- Grattan Location of the community of Grattan within Grattan Township, Itasca County Grattan Grattan (the United States)
- Coordinates: 47°49′03″N 94°05′20″W﻿ / ﻿47.81750°N 94.08889°W
- Country: United States
- State: Minnesota
- County: Itasca
- Township: Grattan Township
- Elevation: 1,352 ft (412 m)

Population
- • Total: 10
- Time zone: UTC-6 (Central (CST))
- • Summer (DST): UTC-5 (CDT)
- ZIP code: 56661
- Area code: 218
- GNIS feature ID: 2095324

= Grattan, Minnesota =

Unincorporated community in Minnesota, United States

Grattan is an unincorporated community in Grattan Township, Itasca County, Minnesota, United States.

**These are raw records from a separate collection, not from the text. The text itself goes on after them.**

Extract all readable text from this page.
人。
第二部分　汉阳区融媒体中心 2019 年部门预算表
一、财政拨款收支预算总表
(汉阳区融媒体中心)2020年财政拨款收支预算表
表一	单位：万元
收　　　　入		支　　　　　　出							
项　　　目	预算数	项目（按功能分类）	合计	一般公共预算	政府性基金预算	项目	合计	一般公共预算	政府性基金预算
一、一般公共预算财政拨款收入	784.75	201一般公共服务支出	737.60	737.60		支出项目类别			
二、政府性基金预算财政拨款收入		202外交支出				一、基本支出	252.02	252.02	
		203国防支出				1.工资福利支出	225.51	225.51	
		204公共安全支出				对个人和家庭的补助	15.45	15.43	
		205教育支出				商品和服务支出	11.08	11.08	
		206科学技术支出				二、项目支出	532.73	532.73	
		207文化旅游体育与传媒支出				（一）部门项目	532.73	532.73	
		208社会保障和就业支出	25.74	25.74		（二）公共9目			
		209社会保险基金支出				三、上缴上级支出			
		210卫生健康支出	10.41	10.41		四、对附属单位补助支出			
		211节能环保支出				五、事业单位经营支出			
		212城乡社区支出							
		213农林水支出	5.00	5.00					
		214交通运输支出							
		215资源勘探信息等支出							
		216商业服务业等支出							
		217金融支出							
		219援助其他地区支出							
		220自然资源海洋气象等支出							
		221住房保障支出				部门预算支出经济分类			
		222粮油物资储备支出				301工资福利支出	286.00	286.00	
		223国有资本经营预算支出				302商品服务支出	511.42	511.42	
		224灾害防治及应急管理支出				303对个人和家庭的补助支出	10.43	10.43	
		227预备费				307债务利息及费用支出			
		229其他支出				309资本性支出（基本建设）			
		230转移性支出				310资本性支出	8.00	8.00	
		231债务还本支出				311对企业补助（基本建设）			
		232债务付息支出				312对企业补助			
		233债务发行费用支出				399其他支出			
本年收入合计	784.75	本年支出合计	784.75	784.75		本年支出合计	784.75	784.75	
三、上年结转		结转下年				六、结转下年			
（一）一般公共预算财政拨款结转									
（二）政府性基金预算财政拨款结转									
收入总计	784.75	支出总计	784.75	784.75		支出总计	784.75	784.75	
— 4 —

The community is located northwest of Wirt; near the junction of Itasca County Roads 26 and 31. The boundary line between Itasca and Koochiching counties is nearby.

Nearby places include Northome, Dora Lake, and Wirt. Grattan is located 12 miles east-southeast of Northome; and 11 miles northwest of Wirt. Grattan is 49 miles northwest of Deer River.

Grattan is located within ZIP code 56661 based in Northome. A post office previously operated in the community of Grattan, first as Pinetop (1901–1920), and then as Grattan (1920–1935), until its closing in 1935.

Moose Brook and Windigo Creek are both nearby. Grattan is located within the Big Fork State Forest and the Chippewa National Forest.